The Bureau of Labor Statistics (BLS) compares the job outlook for vet techs and vet assistants. Officials do this against a variety of other potential career paths. The goal is to give you an idea of what you may expect after graduating and jumpstarting your career.

There is some good news on this front. Both fields are predicted to grow at nearly the same rate until 2029. At 16%, the need for these jobs is increasing at a much faster rate than many other career choices. Job stability is huge for applicants everywhere. Investing in either position may inspire more confidence in people.

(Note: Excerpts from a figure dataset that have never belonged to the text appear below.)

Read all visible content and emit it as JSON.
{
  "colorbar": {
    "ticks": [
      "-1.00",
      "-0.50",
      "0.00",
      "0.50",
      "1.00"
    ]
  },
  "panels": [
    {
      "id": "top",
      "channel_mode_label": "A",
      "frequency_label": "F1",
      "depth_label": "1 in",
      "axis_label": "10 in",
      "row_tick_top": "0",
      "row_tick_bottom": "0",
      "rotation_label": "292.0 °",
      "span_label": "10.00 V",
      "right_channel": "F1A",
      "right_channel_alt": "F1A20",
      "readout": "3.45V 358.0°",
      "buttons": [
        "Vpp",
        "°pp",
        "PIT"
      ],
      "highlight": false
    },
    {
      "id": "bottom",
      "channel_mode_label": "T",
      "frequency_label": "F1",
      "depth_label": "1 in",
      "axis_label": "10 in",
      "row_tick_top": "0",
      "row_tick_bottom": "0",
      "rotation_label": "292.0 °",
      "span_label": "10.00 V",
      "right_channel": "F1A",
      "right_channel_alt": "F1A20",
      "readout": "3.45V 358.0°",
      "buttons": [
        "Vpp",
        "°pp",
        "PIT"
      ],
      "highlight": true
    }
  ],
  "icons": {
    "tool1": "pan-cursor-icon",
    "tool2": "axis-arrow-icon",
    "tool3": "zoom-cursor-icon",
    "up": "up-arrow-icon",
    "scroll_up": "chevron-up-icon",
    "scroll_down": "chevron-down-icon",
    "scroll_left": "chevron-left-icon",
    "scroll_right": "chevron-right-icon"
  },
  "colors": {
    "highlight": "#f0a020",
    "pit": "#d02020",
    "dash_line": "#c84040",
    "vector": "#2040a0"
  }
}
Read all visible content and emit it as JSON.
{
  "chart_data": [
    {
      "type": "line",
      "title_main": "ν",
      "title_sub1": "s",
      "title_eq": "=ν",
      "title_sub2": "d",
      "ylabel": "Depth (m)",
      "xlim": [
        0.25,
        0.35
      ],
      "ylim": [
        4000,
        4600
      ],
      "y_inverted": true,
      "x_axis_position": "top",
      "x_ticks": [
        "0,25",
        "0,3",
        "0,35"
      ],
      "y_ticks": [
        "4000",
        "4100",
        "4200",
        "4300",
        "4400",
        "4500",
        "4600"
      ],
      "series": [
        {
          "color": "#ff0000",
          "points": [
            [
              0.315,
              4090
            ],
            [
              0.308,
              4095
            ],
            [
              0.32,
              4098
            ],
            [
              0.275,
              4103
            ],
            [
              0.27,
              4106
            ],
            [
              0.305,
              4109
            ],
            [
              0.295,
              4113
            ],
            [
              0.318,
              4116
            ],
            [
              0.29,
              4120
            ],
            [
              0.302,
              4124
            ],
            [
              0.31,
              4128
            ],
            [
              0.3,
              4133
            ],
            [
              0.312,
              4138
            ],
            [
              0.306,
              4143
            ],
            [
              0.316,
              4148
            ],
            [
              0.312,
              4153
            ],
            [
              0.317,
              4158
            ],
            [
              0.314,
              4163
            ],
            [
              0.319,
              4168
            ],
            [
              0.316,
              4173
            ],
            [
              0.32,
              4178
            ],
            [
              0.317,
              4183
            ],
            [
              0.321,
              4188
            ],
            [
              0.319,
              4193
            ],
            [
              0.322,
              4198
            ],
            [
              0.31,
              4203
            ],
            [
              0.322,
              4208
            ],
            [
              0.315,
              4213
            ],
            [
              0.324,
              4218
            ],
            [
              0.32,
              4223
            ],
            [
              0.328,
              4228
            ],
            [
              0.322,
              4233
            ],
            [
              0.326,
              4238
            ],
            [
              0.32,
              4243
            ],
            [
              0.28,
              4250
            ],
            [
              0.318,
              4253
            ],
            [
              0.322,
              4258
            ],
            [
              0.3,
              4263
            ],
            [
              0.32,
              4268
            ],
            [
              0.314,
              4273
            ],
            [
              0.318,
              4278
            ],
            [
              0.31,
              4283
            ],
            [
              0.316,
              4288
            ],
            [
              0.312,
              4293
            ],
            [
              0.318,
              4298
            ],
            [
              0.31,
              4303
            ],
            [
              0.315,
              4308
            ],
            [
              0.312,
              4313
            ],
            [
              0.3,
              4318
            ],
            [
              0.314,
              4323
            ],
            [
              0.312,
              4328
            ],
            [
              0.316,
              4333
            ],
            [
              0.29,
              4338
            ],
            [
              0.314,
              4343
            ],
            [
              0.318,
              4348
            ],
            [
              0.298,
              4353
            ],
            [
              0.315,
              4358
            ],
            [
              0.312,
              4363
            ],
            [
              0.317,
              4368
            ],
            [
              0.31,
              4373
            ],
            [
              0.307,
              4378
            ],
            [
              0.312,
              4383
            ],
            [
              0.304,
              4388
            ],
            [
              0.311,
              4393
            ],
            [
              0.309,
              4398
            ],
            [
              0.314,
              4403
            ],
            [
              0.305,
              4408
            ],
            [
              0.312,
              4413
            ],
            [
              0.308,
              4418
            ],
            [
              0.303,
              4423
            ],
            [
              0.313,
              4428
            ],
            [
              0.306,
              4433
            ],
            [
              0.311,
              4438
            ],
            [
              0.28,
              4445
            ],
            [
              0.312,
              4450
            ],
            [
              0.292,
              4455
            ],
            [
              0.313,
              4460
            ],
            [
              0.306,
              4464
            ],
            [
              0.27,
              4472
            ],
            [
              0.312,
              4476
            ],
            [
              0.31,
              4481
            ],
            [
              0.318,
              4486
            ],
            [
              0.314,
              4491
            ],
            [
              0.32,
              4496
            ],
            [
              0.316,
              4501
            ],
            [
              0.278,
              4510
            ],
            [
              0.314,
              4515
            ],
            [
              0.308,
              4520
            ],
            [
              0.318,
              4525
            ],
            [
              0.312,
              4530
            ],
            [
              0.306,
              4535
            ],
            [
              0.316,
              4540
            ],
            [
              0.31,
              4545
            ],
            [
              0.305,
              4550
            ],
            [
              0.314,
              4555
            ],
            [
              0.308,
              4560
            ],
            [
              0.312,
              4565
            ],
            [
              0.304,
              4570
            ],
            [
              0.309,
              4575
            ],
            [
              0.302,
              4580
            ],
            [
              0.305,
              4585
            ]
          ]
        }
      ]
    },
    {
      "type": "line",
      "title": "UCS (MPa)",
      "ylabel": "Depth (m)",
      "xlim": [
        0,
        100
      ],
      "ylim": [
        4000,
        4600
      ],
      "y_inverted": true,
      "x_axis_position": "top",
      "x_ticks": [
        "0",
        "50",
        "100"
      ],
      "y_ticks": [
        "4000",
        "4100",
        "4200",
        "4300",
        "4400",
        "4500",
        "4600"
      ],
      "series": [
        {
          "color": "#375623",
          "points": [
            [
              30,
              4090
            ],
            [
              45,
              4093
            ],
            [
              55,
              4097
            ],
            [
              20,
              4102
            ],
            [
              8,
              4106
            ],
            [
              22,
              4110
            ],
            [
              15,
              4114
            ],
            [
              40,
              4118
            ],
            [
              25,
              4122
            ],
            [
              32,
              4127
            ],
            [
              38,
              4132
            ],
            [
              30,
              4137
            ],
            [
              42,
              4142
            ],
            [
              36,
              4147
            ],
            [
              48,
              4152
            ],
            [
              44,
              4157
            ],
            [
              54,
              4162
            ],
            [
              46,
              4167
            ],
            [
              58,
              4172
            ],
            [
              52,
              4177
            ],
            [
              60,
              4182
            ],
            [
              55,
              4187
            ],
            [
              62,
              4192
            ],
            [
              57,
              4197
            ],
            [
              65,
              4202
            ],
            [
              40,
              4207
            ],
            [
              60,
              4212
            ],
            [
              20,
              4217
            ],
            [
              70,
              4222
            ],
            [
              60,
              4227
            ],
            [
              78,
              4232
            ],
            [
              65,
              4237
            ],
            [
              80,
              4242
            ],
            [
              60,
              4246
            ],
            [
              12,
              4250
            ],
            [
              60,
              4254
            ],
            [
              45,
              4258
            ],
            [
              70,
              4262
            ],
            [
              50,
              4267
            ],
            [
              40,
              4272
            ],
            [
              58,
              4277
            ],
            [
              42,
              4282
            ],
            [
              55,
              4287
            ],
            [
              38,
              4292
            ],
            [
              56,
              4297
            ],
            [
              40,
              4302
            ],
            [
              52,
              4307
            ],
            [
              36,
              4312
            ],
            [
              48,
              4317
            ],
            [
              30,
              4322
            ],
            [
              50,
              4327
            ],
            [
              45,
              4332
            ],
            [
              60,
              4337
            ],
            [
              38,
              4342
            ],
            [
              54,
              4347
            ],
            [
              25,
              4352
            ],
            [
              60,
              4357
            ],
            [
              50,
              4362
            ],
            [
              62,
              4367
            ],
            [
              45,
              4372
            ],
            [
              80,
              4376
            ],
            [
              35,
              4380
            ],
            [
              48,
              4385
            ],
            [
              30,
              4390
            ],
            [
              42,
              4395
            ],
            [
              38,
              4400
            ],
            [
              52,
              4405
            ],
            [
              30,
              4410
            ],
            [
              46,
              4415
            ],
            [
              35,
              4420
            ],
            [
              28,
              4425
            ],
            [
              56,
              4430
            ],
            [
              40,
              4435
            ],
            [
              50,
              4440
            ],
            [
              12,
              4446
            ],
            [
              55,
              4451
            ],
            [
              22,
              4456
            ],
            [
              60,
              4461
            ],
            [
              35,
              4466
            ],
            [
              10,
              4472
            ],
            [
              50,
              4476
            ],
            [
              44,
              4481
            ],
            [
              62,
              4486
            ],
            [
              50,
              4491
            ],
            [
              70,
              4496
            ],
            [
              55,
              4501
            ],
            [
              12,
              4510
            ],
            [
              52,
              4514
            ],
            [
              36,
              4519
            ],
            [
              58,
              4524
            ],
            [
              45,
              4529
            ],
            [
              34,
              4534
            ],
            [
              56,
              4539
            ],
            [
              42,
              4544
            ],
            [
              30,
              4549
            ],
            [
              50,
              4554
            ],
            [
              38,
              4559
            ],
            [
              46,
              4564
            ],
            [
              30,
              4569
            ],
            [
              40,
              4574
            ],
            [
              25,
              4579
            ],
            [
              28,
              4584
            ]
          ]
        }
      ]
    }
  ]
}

You may see this reflected in the higher earning potential of vet techs. Their median annual salary was about $7,000 more per year than a vet assistant. At a median annual salary of $35,320 per year vs. $28,590 for the year of 2019, the pay off in education is clear. The bump in salary may make it easier to repay education costs.

Job Outlook

Regardless of the path chosen though, both professions may have opportunities. Assistants might become certified in operating equipment and veterinary technology. Vet techs may take more classes in any given specialty (e.g., surgical procedures, nutrition, etc). Vet assistants may begin right out of high school before deciding that they want to advance to a vet tech. A vet techs might choose to go onto to be a vet.

As you can see the vet assistant and vet tech may share duties. But the veterinary career positions are different. You should choose between the two based on how much you want to make and how much you’re willing to invest in a vet tech program or the veterinary field. While a vet tech may spend more, they’ll also make more. Or you may choose to start as a part-time assistant at a veterinary hospital or veterinary practice and receive as much on-the-job training as possible. Check your state’s requirements to find out more about what you may expect.

© Education Connection 2020. All Rights Reserved.


Sources for school statistics is the U.S. Department of Education’s National Center for Education Statistics.